Да ещё двое пожилых мужчин примостились где-то позади, у самых дверей, и беседовали о чём-то, активно жестикулируя и выкрикивая временами громко:
«Возмутительно!», «Хамьё!» и «Протурперанцев — сволочь!»…
Александр Ройзбах находился в приподнятом расположении духа, и рассеяно глядел сначала в окно, словно путешественник, прогуливающийся на катере вдоль побережья, а потом неосознанно переместил взгляд на лысину покачивающегося впереди незнакомца.
Спустя минуту, тот тревожно обернулся и посмотрел на Ройзбаха глазами, в которых явно улавливался испуг.
Александр Андреевич улыбнулся пассажиру, но тот улыбки не оценил, а, отвернувшись, быстро провёл ладонью по черепу, словно пытался смахнуть приземлившуюся на его поверхность муху.
Ройзбах же, теперь намеренно, принялся изучать лысину толстяка, отметив про себя, что на ней имеется много неровностей, и какое-то небольшое тёмное пятно, формой похожее на замочную скважину.
«Вот бы её открыть?» — подумал вдруг Александр Андреевич и тихо хихикнул.
Тут произошло совсем уж странное.
Толстяк вскочил, повернулся к бывшему обладателю скабрезной фамилии и попятился от него, как от разносчика неизлечимой болезни. При этом пассажир нервно махал руками и бормотал что-то вроде:
— Господи, да что это такое? Да за что мне! — успевая ещё сквозь это вставлять сдавленное, — И этот тоже с ними… Излучение… как пить дать…
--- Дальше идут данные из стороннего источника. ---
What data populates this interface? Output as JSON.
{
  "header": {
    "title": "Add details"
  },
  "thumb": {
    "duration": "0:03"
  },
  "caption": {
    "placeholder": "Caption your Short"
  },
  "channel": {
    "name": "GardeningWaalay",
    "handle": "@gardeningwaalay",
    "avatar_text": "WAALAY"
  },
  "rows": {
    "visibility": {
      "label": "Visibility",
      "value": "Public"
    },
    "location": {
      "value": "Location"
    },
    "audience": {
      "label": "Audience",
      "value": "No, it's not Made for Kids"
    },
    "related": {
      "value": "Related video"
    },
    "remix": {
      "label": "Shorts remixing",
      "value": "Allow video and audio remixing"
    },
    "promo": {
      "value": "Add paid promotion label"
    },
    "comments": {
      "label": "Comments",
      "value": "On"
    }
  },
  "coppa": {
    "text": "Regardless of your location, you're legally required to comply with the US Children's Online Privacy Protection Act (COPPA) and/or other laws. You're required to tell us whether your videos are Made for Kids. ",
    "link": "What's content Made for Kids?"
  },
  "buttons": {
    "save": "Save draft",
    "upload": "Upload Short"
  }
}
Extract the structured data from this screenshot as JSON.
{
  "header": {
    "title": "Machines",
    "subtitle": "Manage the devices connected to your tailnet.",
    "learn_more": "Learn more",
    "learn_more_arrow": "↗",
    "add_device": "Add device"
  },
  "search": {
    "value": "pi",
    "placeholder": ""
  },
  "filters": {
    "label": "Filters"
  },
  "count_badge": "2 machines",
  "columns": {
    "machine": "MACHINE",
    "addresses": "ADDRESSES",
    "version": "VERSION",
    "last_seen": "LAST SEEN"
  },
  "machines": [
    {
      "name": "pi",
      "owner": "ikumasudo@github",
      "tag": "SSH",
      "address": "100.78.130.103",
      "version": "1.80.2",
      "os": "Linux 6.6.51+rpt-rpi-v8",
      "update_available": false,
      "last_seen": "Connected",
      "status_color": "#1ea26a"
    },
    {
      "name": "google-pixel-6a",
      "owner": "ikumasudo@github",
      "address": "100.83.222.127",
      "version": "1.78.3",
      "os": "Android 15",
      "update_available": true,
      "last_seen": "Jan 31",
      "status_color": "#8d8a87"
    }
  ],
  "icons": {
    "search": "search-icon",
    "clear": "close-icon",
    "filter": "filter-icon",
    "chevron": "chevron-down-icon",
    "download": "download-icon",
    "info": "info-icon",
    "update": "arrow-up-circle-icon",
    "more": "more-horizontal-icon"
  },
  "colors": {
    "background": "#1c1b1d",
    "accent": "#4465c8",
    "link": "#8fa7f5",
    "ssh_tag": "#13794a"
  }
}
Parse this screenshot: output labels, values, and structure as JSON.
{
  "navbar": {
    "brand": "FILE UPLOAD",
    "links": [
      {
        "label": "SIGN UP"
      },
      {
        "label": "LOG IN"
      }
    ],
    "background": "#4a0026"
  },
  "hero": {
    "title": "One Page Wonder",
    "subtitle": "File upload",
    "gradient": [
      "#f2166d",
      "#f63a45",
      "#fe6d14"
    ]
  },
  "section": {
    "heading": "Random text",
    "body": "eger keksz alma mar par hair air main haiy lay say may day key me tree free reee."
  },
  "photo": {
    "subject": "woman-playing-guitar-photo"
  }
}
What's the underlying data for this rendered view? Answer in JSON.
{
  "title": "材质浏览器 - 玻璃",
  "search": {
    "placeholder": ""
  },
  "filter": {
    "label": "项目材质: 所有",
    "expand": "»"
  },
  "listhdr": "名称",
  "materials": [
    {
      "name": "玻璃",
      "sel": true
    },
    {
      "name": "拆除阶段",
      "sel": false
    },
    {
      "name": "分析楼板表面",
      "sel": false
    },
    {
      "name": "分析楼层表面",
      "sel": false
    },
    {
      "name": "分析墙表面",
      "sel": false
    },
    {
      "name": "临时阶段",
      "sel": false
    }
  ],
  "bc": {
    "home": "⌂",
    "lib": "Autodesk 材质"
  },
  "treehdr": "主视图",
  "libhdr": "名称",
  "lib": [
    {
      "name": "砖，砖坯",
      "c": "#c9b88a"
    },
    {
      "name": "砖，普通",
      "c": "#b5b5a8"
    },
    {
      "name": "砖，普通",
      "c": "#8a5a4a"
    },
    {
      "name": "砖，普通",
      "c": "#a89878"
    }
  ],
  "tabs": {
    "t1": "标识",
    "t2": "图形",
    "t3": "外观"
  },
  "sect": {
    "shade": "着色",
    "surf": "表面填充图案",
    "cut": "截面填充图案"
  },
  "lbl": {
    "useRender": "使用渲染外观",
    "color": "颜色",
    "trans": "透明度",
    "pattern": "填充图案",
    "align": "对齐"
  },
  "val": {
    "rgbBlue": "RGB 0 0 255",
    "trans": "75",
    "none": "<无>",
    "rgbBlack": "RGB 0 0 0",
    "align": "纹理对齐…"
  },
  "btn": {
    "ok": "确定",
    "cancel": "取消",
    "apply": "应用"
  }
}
Трамвай остановился, и вмиг толстяк выпорхнул из него, помчавшись по улице в сторону блестящего золотыми куполами православного храма.
Ройзбах на это только удивился, думая про себя: какие нынче странные граждане ездят в трамваях.
Когда он пришёл домой, то первым делом достал новый свой паспорт, и любовно пролистнул пахучую государственной краской книжицу.
— Шикарно пахнет, — радовался он, теребя пальцами шершавую обложку документа.
Новая фамилия согревала всё его существо и вселяла надежду, что теперь жизнь пойдёт иным, более счастливым и приятным руслом.
Александр прошёл на кухню, желая изготовить себе на ужин пельменей и выпить сладкого чаю. Он достал из морозильного отделения заиндевелый пакет с похожими на женские пупки белыми катышками, вскипятил воду на плите, и, посолив, засыпал деликатес в воду.